CBRE: Inland hubs in South and Midwest to rise as coastal supply chains squeezed
Pandemic-era reckoning will disrupt old logistics, usher-in new entrepreneurs
Go inland, young entrepreneur. The property assets with the most upside in America’s commercial real estate future aren’t prime development packages in SFO and NYC, or any major seaport for that matter.
Nope, in the COPVID-19 era, the new American supply chain will run between key inland locations throughout the southern and midwestern states, much to the benefit of several smaller cities and towns, based on recent comments by CBRE.
According to CBRE, inland hub markets served by roadways passing through smaller cities and towns are already developing that will disrupt coastal urban seaport supply chains. Inbound hubs are a commercial extension of onshoring, the acceleration of which is a natural consequence of COVID-19.
There’s less coming in through seaports and urban coastal warehouses are already expensive. So Americans will build more domestically and ship it to one another overland. To make that work, land needs to be bought and warehouses and industrial sites built in little towns dotted across the country.
According to the CRBE’s comments, locations along major inland routes will benefit most greatly from the rise in commercial investment and resulting economic activity. These areas include key inland hub routes around Atlanta, Memphis, and the ideally situated Greenville, South Carolina.

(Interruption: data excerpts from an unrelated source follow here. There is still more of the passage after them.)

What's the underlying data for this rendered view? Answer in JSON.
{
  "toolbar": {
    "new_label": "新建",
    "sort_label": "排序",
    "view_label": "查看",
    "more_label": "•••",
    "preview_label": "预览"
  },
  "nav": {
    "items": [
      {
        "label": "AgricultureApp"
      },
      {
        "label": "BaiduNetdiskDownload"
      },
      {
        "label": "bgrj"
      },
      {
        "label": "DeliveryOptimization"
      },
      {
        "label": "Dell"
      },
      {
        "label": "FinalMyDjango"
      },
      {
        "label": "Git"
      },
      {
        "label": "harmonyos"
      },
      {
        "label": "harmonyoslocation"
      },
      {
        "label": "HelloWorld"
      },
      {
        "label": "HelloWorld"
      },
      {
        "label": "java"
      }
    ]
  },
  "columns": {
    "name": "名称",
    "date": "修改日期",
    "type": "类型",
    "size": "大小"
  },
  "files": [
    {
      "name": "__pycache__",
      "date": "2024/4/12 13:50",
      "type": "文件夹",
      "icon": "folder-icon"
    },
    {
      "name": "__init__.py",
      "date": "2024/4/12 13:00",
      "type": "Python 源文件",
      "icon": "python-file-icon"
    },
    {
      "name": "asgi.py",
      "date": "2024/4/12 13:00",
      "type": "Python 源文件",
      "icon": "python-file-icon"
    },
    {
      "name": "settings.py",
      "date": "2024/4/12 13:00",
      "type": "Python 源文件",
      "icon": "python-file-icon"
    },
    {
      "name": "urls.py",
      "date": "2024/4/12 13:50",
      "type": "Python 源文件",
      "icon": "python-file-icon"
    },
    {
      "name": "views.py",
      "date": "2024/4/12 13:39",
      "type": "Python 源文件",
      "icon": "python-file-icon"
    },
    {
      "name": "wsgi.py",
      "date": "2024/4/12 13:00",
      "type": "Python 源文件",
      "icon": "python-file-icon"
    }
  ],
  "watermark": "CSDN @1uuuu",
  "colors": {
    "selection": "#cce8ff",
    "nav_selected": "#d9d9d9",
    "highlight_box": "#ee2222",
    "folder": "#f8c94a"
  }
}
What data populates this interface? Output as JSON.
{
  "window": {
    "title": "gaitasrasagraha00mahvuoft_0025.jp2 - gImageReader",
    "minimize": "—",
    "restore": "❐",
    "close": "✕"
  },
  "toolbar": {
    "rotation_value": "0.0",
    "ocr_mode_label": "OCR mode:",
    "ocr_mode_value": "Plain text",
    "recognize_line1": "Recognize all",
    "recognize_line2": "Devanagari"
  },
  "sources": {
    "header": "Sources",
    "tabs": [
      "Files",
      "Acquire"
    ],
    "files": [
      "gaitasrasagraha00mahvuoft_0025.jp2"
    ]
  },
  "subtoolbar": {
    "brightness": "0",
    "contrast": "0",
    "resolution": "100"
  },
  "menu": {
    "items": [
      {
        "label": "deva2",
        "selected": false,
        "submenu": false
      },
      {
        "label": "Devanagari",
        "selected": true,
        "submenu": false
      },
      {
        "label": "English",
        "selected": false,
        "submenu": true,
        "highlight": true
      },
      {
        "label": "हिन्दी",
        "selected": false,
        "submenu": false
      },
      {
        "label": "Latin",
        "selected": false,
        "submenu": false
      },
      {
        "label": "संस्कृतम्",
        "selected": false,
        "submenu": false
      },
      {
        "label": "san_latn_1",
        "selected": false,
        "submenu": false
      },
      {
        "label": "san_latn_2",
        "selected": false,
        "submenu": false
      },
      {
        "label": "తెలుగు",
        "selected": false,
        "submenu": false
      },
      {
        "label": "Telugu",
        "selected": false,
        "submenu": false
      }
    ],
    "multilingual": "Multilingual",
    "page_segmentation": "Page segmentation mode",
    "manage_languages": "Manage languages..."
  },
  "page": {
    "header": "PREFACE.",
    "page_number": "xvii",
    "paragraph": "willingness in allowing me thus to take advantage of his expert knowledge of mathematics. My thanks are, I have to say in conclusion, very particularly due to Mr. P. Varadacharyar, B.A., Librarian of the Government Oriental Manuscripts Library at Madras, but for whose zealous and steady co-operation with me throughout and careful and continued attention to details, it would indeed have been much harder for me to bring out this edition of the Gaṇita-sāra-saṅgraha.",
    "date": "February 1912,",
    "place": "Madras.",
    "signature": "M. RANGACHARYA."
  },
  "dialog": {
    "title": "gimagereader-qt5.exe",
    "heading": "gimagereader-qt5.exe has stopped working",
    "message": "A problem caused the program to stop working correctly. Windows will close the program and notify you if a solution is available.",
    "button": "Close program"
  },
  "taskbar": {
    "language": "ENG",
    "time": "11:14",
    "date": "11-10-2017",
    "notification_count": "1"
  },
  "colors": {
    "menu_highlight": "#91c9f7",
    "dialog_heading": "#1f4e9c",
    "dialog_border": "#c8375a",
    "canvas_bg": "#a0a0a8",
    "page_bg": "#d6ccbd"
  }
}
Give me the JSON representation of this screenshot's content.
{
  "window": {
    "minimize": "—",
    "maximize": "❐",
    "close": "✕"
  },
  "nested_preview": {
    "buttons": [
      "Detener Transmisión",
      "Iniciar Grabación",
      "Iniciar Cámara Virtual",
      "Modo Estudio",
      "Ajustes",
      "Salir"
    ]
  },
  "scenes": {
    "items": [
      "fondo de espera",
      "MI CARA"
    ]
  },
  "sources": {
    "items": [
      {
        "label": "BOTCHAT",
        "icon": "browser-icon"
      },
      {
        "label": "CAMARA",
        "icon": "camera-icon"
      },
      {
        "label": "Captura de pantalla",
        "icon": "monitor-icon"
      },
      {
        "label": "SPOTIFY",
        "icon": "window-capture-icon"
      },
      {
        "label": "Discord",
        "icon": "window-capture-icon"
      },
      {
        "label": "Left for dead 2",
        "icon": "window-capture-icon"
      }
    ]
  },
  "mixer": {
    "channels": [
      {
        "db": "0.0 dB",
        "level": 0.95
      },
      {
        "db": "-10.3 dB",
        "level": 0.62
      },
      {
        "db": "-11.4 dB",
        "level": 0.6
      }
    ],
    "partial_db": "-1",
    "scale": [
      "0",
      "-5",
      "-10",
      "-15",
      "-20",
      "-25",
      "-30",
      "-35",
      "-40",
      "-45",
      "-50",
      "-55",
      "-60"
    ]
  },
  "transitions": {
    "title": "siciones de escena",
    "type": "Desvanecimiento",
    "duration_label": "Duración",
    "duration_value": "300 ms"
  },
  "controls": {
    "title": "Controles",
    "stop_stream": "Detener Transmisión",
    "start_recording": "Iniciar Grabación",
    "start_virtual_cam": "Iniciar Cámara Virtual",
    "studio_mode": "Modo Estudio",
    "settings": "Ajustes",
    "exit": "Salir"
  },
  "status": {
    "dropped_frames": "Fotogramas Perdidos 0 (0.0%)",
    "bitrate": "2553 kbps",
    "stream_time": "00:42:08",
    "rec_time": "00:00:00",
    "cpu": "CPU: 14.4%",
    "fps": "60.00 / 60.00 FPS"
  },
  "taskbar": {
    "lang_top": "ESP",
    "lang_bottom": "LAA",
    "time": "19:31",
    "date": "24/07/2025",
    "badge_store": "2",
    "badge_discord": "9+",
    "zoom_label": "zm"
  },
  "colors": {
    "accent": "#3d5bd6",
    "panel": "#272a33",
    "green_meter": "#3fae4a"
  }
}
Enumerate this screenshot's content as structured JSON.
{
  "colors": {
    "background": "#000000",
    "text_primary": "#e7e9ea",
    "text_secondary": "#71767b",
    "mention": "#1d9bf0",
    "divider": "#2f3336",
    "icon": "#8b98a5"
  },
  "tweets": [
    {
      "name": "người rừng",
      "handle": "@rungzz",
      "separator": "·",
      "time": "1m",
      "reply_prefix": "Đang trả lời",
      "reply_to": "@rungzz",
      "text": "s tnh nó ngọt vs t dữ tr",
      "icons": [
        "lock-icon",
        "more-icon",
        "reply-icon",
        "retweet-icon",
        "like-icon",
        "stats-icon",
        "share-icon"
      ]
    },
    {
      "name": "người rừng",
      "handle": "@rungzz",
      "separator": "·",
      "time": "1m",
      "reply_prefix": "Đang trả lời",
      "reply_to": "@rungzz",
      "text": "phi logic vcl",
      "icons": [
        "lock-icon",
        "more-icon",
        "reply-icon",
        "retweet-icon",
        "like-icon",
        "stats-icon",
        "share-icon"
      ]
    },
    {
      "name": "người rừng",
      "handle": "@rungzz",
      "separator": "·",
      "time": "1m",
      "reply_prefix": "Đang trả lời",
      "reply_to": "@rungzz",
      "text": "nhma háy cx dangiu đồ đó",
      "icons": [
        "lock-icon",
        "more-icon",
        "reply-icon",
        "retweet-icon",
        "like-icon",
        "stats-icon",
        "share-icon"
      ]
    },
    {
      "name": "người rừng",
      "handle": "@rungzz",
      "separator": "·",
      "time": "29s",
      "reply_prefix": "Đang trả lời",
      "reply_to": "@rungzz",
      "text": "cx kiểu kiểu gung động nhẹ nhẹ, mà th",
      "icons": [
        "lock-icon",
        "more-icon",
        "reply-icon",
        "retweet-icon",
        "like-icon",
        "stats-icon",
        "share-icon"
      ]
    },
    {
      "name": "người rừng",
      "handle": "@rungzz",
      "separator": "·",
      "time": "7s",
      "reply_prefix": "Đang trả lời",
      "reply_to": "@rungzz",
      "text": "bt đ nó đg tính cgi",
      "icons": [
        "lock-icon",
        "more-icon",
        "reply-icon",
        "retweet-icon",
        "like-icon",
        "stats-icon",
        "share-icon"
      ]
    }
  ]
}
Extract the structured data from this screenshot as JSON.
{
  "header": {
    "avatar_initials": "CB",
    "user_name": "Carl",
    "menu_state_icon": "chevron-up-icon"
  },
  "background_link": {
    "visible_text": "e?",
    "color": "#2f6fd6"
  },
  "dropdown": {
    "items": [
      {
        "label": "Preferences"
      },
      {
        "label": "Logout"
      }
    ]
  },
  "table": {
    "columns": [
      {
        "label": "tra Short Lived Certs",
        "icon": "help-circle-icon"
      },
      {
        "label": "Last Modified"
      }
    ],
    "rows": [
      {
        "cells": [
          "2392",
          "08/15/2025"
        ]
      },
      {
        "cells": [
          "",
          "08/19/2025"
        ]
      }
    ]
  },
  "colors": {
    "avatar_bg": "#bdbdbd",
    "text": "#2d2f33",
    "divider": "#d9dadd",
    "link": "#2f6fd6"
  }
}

Routes leading to and from Chicago in all directions also stand to gain. That brings the midwest solidly into the conversation, with rural Indiana and Ohio on the route east, and the expanses of land in Missouri and Oklahoma west.
That’s a lot of new economic opportunity on the horizon in some hard-hit areas. But making the switch will be difficult and complex for investors, manufacturers and brands; a point well-captured by Mark Solomon’s recent article on Freightwaves:
“For three decades, manufacturers and retailers have focused on making their supply chains as efficient as possible. Their ‘just-in-time’ inventory management model combined low-cost production in far-flung locales like China with fast-cycle distribution such as airfreight to rush goods to market while holding minimal buffer stock . . . Post-pandemic reckoning could bring that era to an end.
Could and will.
Changes in how humans and goods move in the pandemic-era have led to a sharp acceleration in the rate of ecommerce adoption and irreversible disruptions in the retail and manufacturing industries. That takes us to the need for these new inland hubs, and the resulting opportunity for CREs, brands and ‘small town’ American entrepreneurs who see the big picture need for automated manufacturing and warehousing space.
Investors previously occupied with squeezing a few points out of a co-working space in downtown SFO, or re-vamping a block of storefront in Manhattan, may do better over the several quarters to put their money and effort into creating assets at the heart of America, where investment is both needed and likely to pay future dividends.